Government senators interjecting—
Senator Gallacher, the use of money is, of course, a very important vector of foreign interference, but it's not the only one. As we saw from the conduct alleged against Senator Dastyari last week, there are other ways of mediating foreign interference in our democratic polity than through money. What the government decided to do, as I said in answer to Senator Macdonald's question, is to conduct a comprehensive review so that the entire problem can be addressed as a package. That is precisely what the government has done. While the special ministers of state—formerly you, Mr President, Senator Ryan, and now Senator Cormann—have been addressing that part of the problem that does relate to foreign donations, the Attorney-General's Department has been addressing that part of the problem that deals with other aspects of the question of foreign interference so that the parliament will be invited to consider a comprehensive and thorough package of legislation which deals with all aspects of the issue.
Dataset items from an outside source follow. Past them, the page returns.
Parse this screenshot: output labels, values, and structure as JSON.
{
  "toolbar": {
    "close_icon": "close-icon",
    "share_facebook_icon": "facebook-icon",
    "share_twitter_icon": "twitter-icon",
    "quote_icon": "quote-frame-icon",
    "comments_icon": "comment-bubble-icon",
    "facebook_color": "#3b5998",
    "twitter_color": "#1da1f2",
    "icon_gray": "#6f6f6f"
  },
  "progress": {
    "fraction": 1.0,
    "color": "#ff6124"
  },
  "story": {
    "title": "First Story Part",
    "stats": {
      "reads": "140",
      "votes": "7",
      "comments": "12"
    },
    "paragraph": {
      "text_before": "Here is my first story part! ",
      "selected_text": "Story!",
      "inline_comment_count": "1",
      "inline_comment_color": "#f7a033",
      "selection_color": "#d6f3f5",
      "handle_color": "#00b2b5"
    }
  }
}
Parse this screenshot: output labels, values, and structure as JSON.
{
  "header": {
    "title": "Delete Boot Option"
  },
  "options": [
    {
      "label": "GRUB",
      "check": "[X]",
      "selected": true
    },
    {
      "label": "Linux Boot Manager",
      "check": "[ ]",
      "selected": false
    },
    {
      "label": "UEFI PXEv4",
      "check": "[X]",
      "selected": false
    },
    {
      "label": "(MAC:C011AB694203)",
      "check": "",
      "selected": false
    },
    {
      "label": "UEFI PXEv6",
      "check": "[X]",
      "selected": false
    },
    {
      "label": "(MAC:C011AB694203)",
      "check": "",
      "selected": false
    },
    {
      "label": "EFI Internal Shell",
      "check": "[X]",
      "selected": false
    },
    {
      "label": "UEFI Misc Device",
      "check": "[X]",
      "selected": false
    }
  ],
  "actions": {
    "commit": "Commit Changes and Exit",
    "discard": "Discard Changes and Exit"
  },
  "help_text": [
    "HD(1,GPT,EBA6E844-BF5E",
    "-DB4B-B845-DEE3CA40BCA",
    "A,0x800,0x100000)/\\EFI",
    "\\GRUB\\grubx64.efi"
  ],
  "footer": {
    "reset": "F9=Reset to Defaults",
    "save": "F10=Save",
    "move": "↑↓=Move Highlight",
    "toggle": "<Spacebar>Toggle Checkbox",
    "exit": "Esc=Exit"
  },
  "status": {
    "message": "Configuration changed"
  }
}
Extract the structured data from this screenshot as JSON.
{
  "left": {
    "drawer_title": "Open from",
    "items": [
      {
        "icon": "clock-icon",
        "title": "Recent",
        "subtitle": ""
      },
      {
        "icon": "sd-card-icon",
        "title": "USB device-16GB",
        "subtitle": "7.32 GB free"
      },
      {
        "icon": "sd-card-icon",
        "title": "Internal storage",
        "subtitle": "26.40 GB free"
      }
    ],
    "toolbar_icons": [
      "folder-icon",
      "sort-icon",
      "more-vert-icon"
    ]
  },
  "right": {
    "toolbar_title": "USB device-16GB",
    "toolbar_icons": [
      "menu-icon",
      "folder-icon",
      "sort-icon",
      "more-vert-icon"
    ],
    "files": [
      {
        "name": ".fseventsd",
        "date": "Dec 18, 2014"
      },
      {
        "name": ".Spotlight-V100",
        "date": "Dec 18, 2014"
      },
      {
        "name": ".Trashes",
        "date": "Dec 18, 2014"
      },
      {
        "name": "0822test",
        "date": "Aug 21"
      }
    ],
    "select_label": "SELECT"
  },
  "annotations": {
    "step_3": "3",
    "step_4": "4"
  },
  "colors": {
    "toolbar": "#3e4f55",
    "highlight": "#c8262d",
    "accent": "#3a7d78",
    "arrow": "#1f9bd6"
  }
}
Senator Gallacher, if you are so concerned about this issue, will the Shorten opposition join with the Turnbull government, Fairfax Media, News Ltd and every significant media organisation in Australia and insist that one of your colleagues who sits there, Senator Dastyari, who has been credibly alleged to be a person who is under foreign interference, and who has engaged in acts of foreign interference, no longer occupy a seat in this parliament? I'll tell you what, Senator Gallacher, if Mr Shorten is so weak, so spineless and so little concerned about national security that he's prepared to sack Senator Dastyari from official positions in the Labor Party—
Senator Wong interjecting—
I note what you say, Senator Wong. If Mr Shorten is prepared to conclude that Senator Dastyari is no longer fit to hold a parliamentary position in the Labor Party leadership group in the Senate on the basis of his alleged conduct, why will he, nevertheless, protect him? It is because he's too weak to rid himself of him.